DVAセキュリティ

Amazon EKS上のコンテナアプリケーション(ポッド)からAmazon DynamoDBへ安全にアクセスする設計を行っています。AWSのセキュリティベストプラクティスおよび最小権限の原則に従い、アプリケーションコード内に静的な認証情報をハードコードすることなく、必要なポッドにのみ権限を付与する最適なアプローチはどれですか。

A
EKSワーカーノードのEC2インスタンスプロファイルに、DynamoDBへのアクセス権限を持つIAMポリシーを追加付与する。
ノードのインスタンスプロファイルに権限を付与すると、同じノード上で実行されている他のすべての無関係なポッドからもDynamoDBへアクセスできてしまうため、最小権限の原則に反します。
B
AWS Secrets ManagerにIAMユーザーの長期アクセスキーを保存し、ポッド起動時に環境変数として動的に読み込む。
IAMユーザーの永続的なアクセスキーを発行して利用することは、キーの漏洩リスクや定期的なローテーションの管理負荷が伴うため、AWSのセキュリティベストプラクティスに違反します。
C
専用のIAMユーザーを新規に作成し、コンテナの環境変数や設定ファイル内にアクセスキーをハードコードして参照させる。
コンテナ内部や設定ファイルに静的な認証情報をハードコードするアプローチは、セキュリティインシデントに直結する重大なアンチパターンであり、絶対に避けるべき設計です。
D
IAM Roles for Service Accounts (IRSA) を有効化し、ポッドが使用するサービスアカウントにIAMロールを紐付ける。
✓ 正解
IRSAを利用することで、ポッド単位できめ細やかなAWSアクセス権限を安全に付与でき、クレデンシャルの自動ローテーションも行われるためベストプラクティスに合致しています。

解説

Amazon EKS上の特定のポッドに対してAWSサービスへのアクセス権限を付与するベストプラクティスは、「IAM Roles for Service Accounts (IRSA)」を使用することです。

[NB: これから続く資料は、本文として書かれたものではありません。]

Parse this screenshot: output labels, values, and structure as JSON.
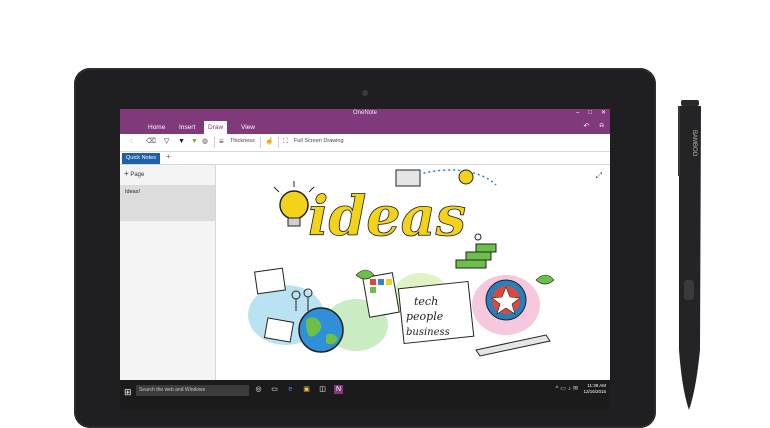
{
  "app": {
    "title": "OneNote"
  },
  "window_controls": [
    "–",
    "□",
    "✕"
  ],
  "ribbon": {
    "tabs": [
      {
        "label": "Home",
        "active": false
      },
      {
        "label": "Insert",
        "active": false
      },
      {
        "label": "Draw",
        "active": true
      },
      {
        "label": "View",
        "active": false
      }
    ]
  },
  "toolbar": {
    "thickness_label": "Thickness",
    "fullscreen_label": "Full Screen Drawing"
  },
  "notebook": {
    "section_tab": "Quick Notes",
    "add_section": "+"
  },
  "pages": {
    "add_page_label": "Page",
    "items": [
      "Ideas!"
    ]
  },
  "canvas": {
    "heading": "ideas",
    "sketch_text": [
      "tech",
      "people",
      "business"
    ]
  },
  "taskbar": {
    "search_placeholder": "Search the web and Windows",
    "time": "11:39 AM",
    "date": "12/16/2015"
  },
  "pen": {
    "brand": "BAMBOO"
  },
  "colors": {
    "onenote_purple": "#80397b",
    "section_blue": "#1e5fa8",
    "idea_yellow": "#f2d21b",
    "tablet_black": "#1f1f21"
  }
}
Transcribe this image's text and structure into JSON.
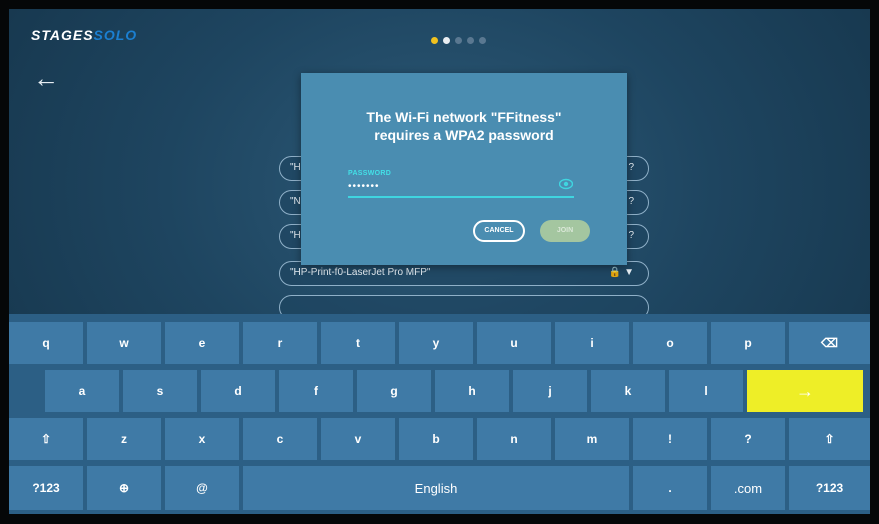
{
  "header": {
    "logo_part1": "STAGES",
    "logo_part2": "SOLO",
    "back_icon": "arrow-left-icon",
    "pager_dots": 5,
    "pager_active_index": 0
  },
  "networks": [
    {
      "label": "\"H",
      "icons": "?"
    },
    {
      "label": "\"N",
      "icons": "?"
    },
    {
      "label": "\"H",
      "icons": "?"
    },
    {
      "label": "\"HP-Print-f0-LaserJet Pro MFP\"",
      "icons": "🔒 ▼"
    },
    {
      "label": "",
      "icons": ""
    }
  ],
  "dialog": {
    "title_line1": "The Wi-Fi network \"FFitness\"",
    "title_line2": "requires a WPA2 password",
    "password_label": "PASSWORD",
    "password_value": "•••••••",
    "show_password_icon": "eye-icon",
    "cancel_label": "CANCEL",
    "join_label": "JOIN"
  },
  "keyboard": {
    "row1": [
      "q",
      "w",
      "e",
      "r",
      "t",
      "y",
      "u",
      "i",
      "o",
      "p",
      "⌫"
    ],
    "row2": [
      "a",
      "s",
      "d",
      "f",
      "g",
      "h",
      "j",
      "k",
      "l",
      "→"
    ],
    "row3": [
      "⇧",
      "z",
      "x",
      "c",
      "v",
      "b",
      "n",
      "m",
      "!",
      "?",
      "⇧"
    ],
    "row4": [
      "?123",
      "⊕",
      "@",
      "English",
      ".",
      ".com",
      "?123"
    ],
    "enter_color": "#eeee27"
  },
  "colors": {
    "accent": "#3fd5e0",
    "dialog_bg": "#4a8db1",
    "keyboard_bg": "#2c5f85",
    "key_bg": "#3f7aa6",
    "logo_blue": "#1b7fd1",
    "pager_active": "#f1c21f"
  }
}
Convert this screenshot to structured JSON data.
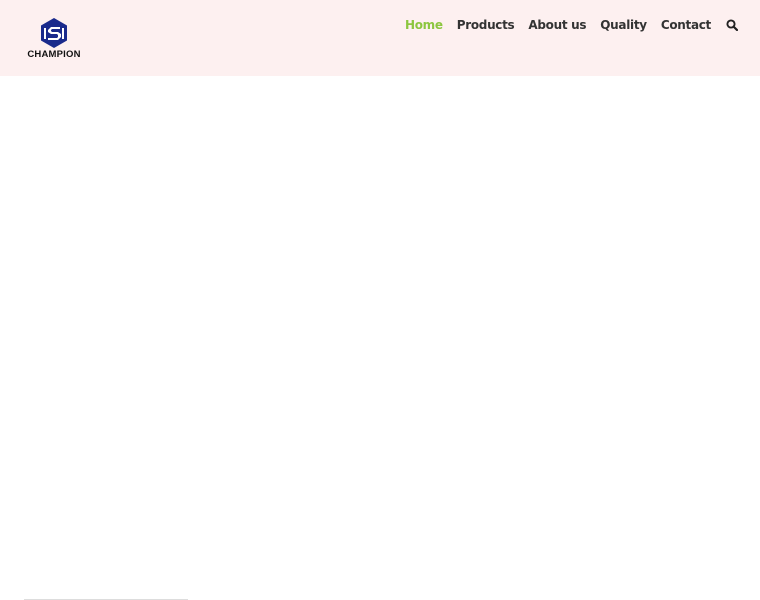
{
  "brand": {
    "logo_text": "CHAMPION",
    "logo_icon": "hexagon-s-logo",
    "logo_color": "#1a2a8c"
  },
  "nav": {
    "items": [
      {
        "label": "Home",
        "active": true
      },
      {
        "label": "Products",
        "active": false
      },
      {
        "label": "About us",
        "active": false
      },
      {
        "label": "Quality",
        "active": false
      },
      {
        "label": "Contact",
        "active": false
      }
    ],
    "search_icon": "search-icon"
  },
  "colors": {
    "header_bg": "#fdf0f0",
    "accent": "#8cc63f",
    "nav_text": "#333333"
  }
}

IRSAを利用すると、KubernetesのサービスアカウントとAWSのIAMロールをOIDCを通じて紐付けることができます。これにより、ワーカーノード全体に広範な権限を付与するのではなく、特定のポッドにのみ最小権限の原則に基づいたアクセス権限を安全に提供でき、一時クレデンシャルも自動的にローテーションされます。